Ranjit Dhimal

Personal information
- Full name: Ranjit Dhimal
- Date of birth: 4 April 1991 (age 34)
- Place of birth: Nepal
- Position(s): Defender/Midfielder

Team information
- Current team: Biratnagar City FC

Senior career*
- Years: Team / Apps / (Gls)
- 2014–2015: Three Star Club / 4
- 2015–2018: Armed Police Force
- 2018: Three Star Club / 2 / (1)
- 2021: Biratnagar City FC / 6 / (1)

International career^{‡}
- 2013–: Nepal u-23 / ? / (0)
- 2014–: Nepal / 10 / (0)

= Rajin Dhimal =

Nepali footballer

Ranjit Dhimal (रञ्जित धिमाल; born 4 April 1991), also known as Rajin Dhimal, is a Nepali professional footballer. He made his first appearance for the Nepal national football team on 31 October 2014. He plays for TSC.

==Club career==
Dhimal started his career with Radhika Secondary School in Morang District. In 2009 Radhika won the Coca-Cola Cup Inter-school National Football Tournament with Dhimal scoring in the penalty shootout win over Janak Memorial Boarding School also of Morang. As the victors Radhika were awarded the 200,000 rupees cash prize.

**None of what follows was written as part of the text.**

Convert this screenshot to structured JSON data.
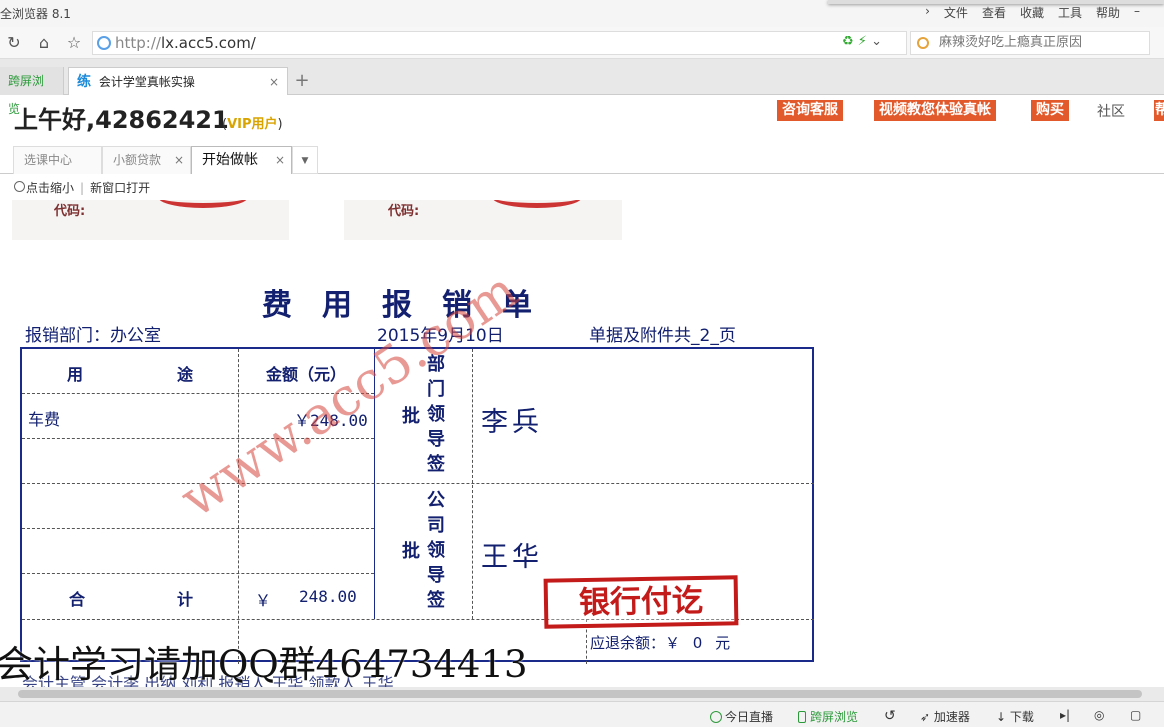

In 2009/10 Dhimal played for Three Star Club

In 2011 Dhimal joined APF

In 2013 Dhimal Joined NRT

In 2014 Dhimal joined Machhindra FC

In 2015 Dhimal joined Three Star Club.

===Biratnagar City===

Ranjit Dhimal joined Biratnagar City as their marquee player for the inaugural season of Nepal Super League 2021. He scored 1 goal in 6 matches. He also won the Super Player of the Match against F.C. Chitwan.

==International career==
Dhmal had previously been selected for the Nepal national under-23 football team. Dhimal played at the 2014 Asian Games Men's Tournament as Nepal crashed out with three defeats.

In 2014, Dhimal was selected to play in a Friendly Match against the Philippines. He came on for Bimal Magar in the 72nd minute.